Deutsche Bank has pledge to increase its environmental, social, governance (ESG) financing total to over 200 billion euros by 2025, marking the first time it has committed itself to a quantifiable sustainability target.
The minimum volume of 200 billion euros within six years includes loans granted by 2025 and bonds placed by Deutsche Bank during this period. It also includes sustainable assets managed by its private banking division as of the end of 2025.
The ESG assets of around 70 billion euros, as of the end of 2019, managed by DWS, the bank's asset manager subsidary, are not included in these calculations.
When defining activities it will classify as sustainable, the bank will be guided by the European Union’s ESG standard.

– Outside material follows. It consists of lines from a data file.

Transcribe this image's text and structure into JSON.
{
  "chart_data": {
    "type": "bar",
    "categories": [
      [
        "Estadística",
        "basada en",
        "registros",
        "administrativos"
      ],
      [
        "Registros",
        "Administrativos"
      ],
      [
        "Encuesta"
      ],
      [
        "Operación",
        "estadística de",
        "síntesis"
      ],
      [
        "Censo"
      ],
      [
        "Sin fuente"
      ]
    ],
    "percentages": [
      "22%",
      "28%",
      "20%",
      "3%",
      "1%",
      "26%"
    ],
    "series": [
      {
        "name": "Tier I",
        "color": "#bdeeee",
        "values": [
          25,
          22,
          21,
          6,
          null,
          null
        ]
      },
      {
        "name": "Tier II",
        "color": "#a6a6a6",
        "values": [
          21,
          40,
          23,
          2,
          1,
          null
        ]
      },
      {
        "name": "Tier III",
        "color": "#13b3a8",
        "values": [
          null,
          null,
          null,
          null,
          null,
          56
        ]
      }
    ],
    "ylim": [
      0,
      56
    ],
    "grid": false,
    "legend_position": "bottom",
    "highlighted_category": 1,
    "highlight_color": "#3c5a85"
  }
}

In areas where the EU has yet to develop its own standards, Deutsche Bank will rely on its own transparent criteria and disclose more details on its definition of sustainable finance by the end of the second quarter 2020.
“The target of 200 billion euros in sustainable financing and ESG investments is ambitious compared to our peers,” says Christian Sewing, Deutsche Bank’s chief executive officer. “However, we are starting from a good base because, as a globally active financing house, we can serve the growing demand of our clients for sustainable investment products by ourselves.”
To anchor the topic of sustainability throughout the company, Deutsche Bank will also sign up to the Equator Principles – a set of environmental and social governance rules for project financing due diligence.
Deutsche Bank is currently number 10 in the global ranking for sustainable bonds, according to data from Dealogic. The bank also expects to adopt a new oil and gas policy by the end of the second quarter that will provide a clear framework for financing and investments in this area.